Hi the video seems to be talking about NH-D15 not NH-D15S, which is what I will be using. Do you think there will be a difference in performance ?


----------



## Kent (Aug 21, 2021)

Did you read my link? The S + 12x25 works the same


----------



## Pictus (Aug 21, 2021)

Arrowbender said:


> Hi the video seems to be talking about NH-D15 not NH-D15*S*, which is what I will be using. Do you think there will be a difference in performance ?


Check this


But you can add a 120mm fan for the NH-D15*S.*


----------



## Arrowbender (Aug 21, 2021)

kmaster said:


> Did you read my link? The S + 12x25 works the same


Oh ok. I didn't understand at first.


----------



## Mr Greg G (Aug 21, 2021)

Arrowbender said:


> Hi the video seems to be talking about NH-D15 not NH-D15S, which is what I will be using. Do you think there will be a difference in performance ?
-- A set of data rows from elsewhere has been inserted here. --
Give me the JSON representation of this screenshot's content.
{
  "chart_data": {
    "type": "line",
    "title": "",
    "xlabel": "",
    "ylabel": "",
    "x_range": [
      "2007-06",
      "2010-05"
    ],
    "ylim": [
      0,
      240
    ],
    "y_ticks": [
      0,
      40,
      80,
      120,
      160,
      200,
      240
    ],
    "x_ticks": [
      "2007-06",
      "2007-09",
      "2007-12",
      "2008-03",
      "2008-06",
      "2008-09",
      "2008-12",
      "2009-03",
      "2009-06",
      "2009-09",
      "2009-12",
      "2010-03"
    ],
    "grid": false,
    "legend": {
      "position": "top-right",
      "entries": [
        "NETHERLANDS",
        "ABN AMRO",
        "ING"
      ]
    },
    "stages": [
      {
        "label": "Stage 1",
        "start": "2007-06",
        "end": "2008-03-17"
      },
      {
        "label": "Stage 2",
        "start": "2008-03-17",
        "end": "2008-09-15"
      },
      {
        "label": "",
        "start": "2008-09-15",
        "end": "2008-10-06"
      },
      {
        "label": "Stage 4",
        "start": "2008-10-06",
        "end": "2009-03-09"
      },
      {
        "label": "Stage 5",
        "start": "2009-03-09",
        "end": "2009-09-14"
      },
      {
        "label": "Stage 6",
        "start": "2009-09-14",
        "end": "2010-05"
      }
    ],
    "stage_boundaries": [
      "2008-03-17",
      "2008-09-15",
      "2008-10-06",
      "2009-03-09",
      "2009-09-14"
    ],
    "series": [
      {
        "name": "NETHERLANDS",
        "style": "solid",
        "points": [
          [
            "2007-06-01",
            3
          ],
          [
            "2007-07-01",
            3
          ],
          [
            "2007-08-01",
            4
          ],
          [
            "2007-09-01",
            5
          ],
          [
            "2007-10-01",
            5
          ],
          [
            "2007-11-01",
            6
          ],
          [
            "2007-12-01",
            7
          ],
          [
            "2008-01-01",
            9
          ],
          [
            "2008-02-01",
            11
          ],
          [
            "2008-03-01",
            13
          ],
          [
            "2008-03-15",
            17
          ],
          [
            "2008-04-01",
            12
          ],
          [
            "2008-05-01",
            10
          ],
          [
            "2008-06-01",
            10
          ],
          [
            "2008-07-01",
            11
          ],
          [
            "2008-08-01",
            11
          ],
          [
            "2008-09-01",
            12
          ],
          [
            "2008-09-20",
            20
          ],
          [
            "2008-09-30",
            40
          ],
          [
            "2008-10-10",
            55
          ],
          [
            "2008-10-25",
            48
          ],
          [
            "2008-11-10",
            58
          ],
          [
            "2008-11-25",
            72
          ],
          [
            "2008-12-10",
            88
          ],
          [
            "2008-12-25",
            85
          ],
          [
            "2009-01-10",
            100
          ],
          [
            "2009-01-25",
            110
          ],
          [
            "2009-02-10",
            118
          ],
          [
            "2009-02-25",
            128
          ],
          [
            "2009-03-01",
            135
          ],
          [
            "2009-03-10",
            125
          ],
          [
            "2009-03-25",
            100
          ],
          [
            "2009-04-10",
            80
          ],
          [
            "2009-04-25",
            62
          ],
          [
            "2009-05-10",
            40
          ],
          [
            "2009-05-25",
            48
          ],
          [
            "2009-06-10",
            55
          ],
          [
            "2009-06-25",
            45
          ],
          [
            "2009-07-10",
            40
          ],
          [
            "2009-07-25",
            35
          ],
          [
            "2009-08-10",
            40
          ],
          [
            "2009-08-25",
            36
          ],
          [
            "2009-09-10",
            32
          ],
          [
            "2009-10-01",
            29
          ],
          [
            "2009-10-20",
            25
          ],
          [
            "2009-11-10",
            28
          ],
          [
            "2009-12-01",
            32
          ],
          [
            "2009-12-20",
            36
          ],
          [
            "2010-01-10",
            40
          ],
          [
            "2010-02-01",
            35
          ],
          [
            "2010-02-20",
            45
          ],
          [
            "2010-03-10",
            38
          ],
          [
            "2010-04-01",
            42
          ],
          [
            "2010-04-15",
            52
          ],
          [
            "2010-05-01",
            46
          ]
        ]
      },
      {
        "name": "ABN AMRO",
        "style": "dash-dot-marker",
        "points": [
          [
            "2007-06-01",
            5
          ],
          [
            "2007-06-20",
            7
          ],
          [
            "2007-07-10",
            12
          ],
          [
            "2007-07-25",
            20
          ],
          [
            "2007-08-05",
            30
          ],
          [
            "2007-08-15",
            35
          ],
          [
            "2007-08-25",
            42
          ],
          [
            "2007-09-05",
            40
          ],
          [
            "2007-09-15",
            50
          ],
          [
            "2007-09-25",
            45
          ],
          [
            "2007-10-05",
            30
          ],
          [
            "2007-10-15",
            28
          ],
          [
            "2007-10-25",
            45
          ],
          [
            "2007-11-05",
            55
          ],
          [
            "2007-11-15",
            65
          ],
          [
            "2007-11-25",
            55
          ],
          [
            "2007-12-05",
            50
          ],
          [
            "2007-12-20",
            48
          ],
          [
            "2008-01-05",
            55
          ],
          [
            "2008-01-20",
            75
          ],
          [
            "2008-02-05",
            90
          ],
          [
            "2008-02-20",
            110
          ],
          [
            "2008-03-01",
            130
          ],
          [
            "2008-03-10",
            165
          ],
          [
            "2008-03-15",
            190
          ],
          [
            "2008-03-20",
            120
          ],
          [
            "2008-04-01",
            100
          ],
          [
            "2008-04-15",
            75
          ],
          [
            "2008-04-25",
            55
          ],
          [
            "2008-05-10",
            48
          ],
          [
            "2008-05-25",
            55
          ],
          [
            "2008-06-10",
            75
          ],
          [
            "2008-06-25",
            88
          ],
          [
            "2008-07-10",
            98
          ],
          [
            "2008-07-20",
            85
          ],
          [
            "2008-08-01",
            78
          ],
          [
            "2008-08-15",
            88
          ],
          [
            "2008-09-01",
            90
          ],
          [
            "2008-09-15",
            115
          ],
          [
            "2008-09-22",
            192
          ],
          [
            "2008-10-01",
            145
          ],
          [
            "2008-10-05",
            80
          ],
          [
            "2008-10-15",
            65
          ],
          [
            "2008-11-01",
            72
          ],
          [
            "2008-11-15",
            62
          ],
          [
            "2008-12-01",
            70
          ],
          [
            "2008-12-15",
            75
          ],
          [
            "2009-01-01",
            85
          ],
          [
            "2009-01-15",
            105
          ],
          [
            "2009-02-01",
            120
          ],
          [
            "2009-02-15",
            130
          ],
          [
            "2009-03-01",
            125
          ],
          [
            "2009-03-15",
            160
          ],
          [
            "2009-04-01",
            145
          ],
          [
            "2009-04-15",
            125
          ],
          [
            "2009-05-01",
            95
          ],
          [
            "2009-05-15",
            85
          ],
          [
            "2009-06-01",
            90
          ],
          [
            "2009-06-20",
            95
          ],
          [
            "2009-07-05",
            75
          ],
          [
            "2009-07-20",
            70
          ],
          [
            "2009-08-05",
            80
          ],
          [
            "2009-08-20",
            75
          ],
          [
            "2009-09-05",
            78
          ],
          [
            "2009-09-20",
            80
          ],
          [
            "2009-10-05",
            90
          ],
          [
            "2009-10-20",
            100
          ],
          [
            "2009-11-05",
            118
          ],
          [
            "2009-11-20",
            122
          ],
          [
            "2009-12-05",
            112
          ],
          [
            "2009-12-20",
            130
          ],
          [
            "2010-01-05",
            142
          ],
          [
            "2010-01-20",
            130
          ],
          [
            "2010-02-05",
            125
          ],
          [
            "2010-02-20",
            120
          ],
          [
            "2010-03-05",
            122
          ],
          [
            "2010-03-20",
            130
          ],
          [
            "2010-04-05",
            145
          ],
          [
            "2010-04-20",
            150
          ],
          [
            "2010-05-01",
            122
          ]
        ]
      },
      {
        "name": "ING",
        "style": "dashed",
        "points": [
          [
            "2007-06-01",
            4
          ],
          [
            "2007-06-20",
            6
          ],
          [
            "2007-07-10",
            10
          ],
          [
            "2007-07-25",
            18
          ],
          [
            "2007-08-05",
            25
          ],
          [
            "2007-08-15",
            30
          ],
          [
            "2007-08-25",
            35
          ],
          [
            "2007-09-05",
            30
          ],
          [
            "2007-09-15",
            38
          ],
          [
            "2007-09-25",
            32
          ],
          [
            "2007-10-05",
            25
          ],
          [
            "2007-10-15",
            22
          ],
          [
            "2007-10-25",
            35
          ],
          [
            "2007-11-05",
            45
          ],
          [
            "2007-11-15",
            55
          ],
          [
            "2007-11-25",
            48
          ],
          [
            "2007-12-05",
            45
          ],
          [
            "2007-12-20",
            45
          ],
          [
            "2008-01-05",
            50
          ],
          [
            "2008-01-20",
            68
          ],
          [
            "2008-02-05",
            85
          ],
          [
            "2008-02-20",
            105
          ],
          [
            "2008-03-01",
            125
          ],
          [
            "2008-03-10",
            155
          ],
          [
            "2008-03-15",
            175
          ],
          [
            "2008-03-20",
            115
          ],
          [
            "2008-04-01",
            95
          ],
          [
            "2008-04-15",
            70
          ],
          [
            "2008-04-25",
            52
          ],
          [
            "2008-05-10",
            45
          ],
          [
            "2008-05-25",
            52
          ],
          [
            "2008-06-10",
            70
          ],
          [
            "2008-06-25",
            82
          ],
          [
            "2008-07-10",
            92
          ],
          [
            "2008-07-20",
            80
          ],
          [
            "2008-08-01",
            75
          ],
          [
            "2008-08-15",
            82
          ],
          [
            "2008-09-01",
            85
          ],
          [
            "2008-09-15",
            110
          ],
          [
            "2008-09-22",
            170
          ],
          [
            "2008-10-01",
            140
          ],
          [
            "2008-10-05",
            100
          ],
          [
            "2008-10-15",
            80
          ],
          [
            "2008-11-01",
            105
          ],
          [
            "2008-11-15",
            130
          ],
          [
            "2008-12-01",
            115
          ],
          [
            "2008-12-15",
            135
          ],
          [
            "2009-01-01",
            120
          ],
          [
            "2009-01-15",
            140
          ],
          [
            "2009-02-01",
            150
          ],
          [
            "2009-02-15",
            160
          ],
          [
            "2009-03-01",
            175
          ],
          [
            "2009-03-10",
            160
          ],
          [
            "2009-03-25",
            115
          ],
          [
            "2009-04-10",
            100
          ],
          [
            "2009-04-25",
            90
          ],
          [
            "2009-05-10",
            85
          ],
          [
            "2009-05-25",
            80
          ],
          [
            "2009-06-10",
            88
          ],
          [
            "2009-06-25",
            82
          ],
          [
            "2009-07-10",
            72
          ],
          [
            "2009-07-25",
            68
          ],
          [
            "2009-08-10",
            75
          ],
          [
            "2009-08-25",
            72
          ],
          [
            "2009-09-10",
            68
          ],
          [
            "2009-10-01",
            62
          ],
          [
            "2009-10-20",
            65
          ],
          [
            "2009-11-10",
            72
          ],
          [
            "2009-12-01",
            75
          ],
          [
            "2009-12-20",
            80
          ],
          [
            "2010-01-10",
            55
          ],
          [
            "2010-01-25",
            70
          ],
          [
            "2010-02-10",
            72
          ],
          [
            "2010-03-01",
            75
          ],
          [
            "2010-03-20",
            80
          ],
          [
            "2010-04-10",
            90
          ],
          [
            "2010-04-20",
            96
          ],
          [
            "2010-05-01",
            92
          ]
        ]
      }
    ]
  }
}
According to Noctua: https://noctua.at/en/whats-the-difference-between-nh-d15-and-nh-d15s



> Performance: While the base performance of the NH-D15 and NH-D15S heatsinks is identical, the dual fan configuration of the NH-D15 can provide 1-3°C better performance. Users who have sufficient room can also upgrade the NH-D15S with either a 120mm (e.g. NF-A12x25 PWM) or round 140mm (e.g. NF-A15 PWM) fan on the front fin stack in order to achieve the same performance levels as the NH-D15. The fan clips for installing a second fan are included with the NH-D15S.


----------



## Arrowbender (Aug 21, 2021)

Thank you everyone for the replies. I think I will go with Noctua nh-d15s along with nf-a12x25


----------



## nspaas (Aug 21, 2021)

Good choice!

I’ve done 4 builds so far with Noctuas. All have been cool and silent.


----------